One of my favorite things in the world is Slightly Foxed: the Real Reader’s Quarterly. It’s a quarterly magazine, published in London, that features short essays written by people about books they love.
Often these books are out of print, and often they’re eccentric choices — but I’ve found so many great books from Slightly Foxed. (The name “Slightly Foxed” refers to a term used to describe the age-related spots and browning that appears on old paper.)
If you’re a serious reader, it’s great to have a reliable source of recommendations, especially for books that were published years ago. It’s easy to find out what’s being published now, but what about a great book that came out forty years ago?

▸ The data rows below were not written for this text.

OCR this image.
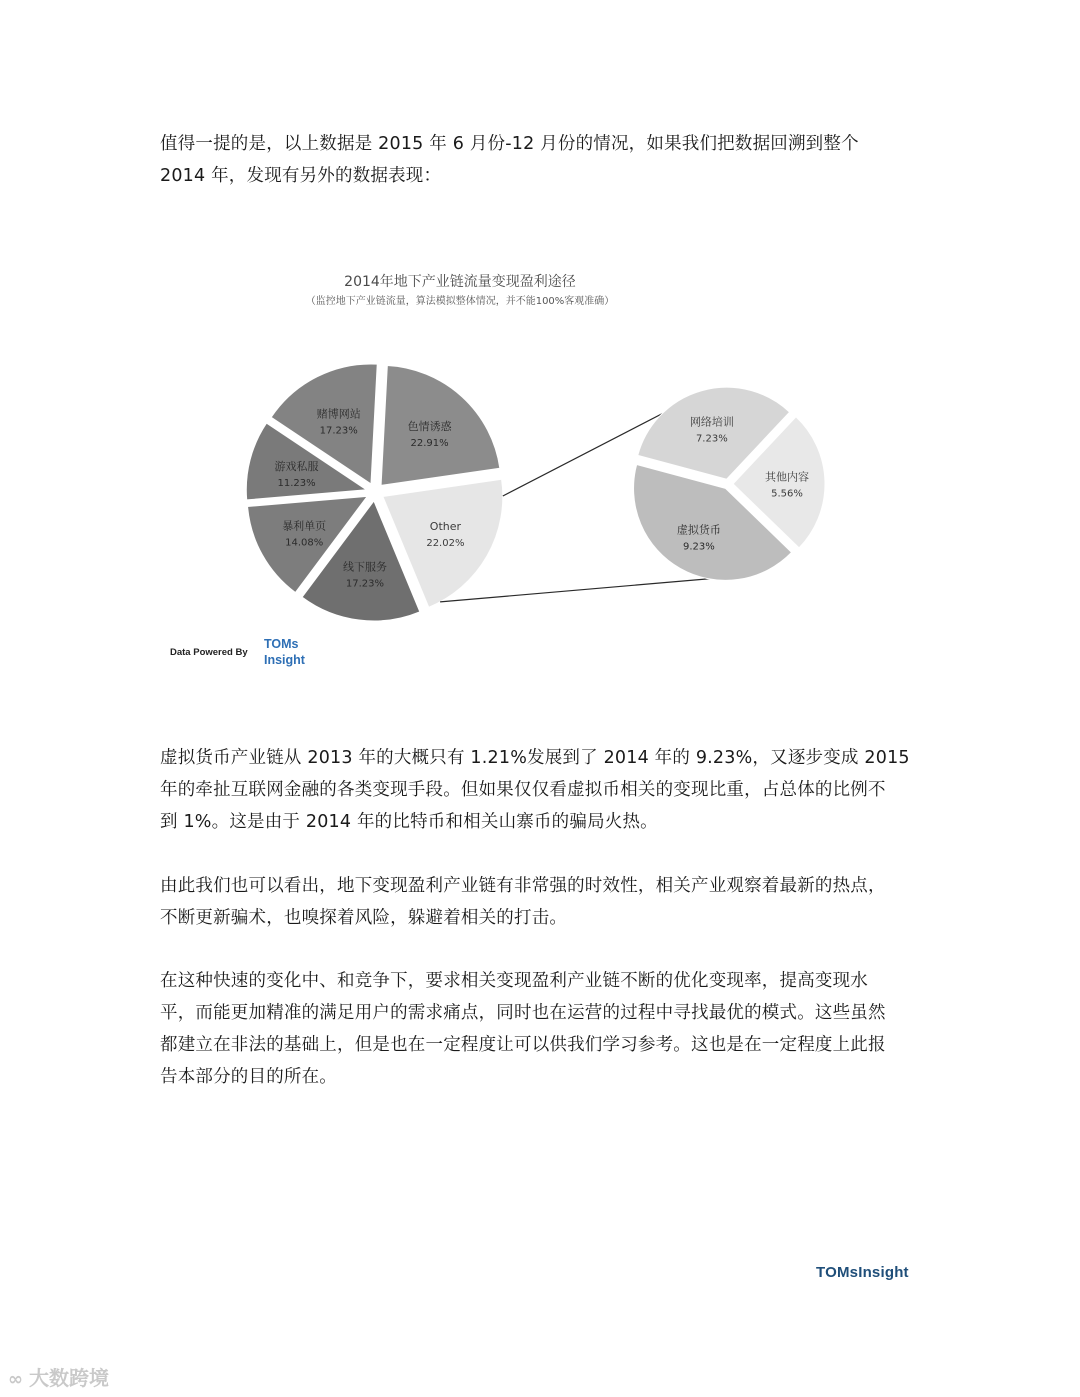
值得一提的是，以上数据是 2015 年 6 月份-12 月份的情况，如果我们把数据回溯到整个
2014 年，发现有另外的数据表现：

2014年地下产业链流量变现盈利途径
（监控地下产业链流量，算法模拟整体情况，并不能100%客观准确）
色情诱惑
22.91%
Other
22.02%
线下服务
17.23%
暴利单页
14.08%
游戏私服
11.23%
赌博网站
17.23%
网络培训
7.23%
其他内容
5.56%
虚拟货币
9.23%
Data Powered By
TOMs
Insight

虚拟货币产业链从 2013 年的大概只有 1.21%发展到了 2014 年的 9.23%，又逐步变成 2015
年的牵扯互联网金融的各类变现手段。但如果仅仅看虚拟币相关的变现比重，占总体的比例不
到 1%。这是由于 2014 年的比特币和相关山寨币的骗局火热。

由此我们也可以看出，地下变现盈利产业链有非常强的时效性，相关产业观察着最新的热点，
不断更新骗术，也嗅探着风险，躲避着相关的打击。

在这种快速的变化中、和竞争下，要求相关变现盈利产业链不断的优化变现率，提高变现水
平，而能更加精准的满足用户的需求痛点，同时也在运营的过程中寻找最优的模式。这些虽然
都建立在非法的基础上，但是也在一定程度让可以供我们学习参考。这也是在一定程度上此报
告本部分的目的所在。

TOMsInsight
∞ 大数跨境
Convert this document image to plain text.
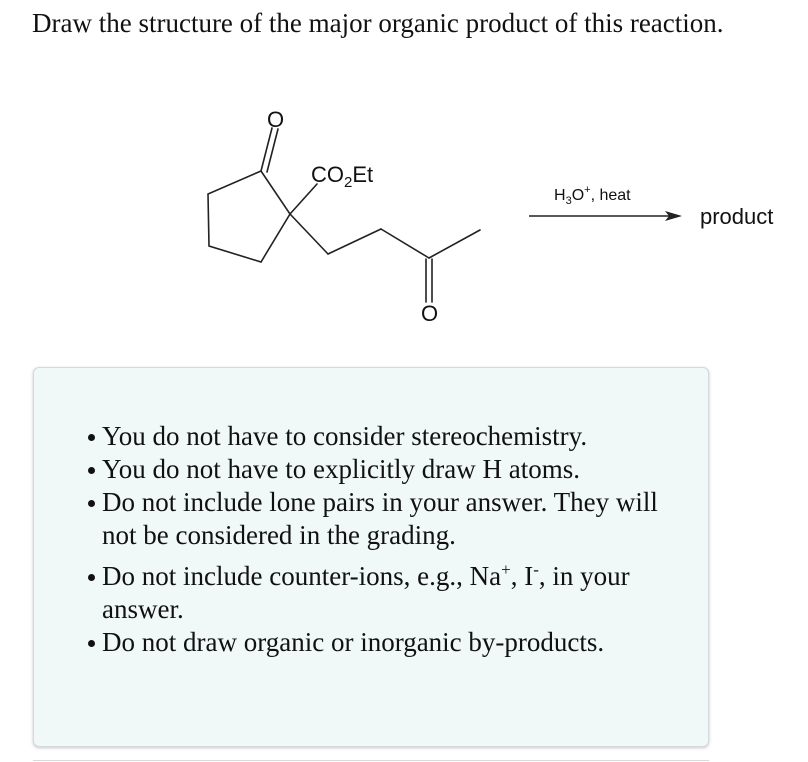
Draw the structure of the major organic product of this reaction.
O
$CO_2Et$
O
$H_3O^+$, heat
product
You do not have to consider stereochemistry.
You do not have to explicitly draw H atoms.
Do not include lone pairs in your answer. They will not be considered in the grading.
Do not include counter-ions, e.g., Na+, I-, in your answer.
Do not draw organic or inorganic by-products.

That’s one of the reasons I started my own book club — there are so many books that I love, and I wanted a way to share those suggestions with other people looking for great reading ideas. Want to know when I have a list of book suggestions? Sign up here.
In the Winter 2014 issue of Slightly Foxed, which I happened to pick up again yesterday, for some reason mysterious even to myself, there’s an essay by Richard Platt about Christopher Booker’s The Seven Basic Plots: Why We Tell Stories.
According to Booker, the seven basic plots are:
- Overcoming the monster (Beowolf, Jaws)
- Rags to Riches (Aladdin, Oliver Twist)
- The Quest (Odyssey, Watership Down)
- Comedy (Aristophanes, The Marx Brothers)
- Tragedy (Oedipus, Macbeth)
- Rebirth (Sleeping Beauty, A Christmas Carol)
- Voyage and Return (Peter Rabbit, Brideshead Revisited)
Booker says that a few works even combine all seven basic plots, and the one example he gives is…can you guess?
He says: The Lord of the Rings.
I would add: Harry Potter!
It’s fun to think about what plot or plots a particular story embodies.
Do you have a favorite plot? I love them all.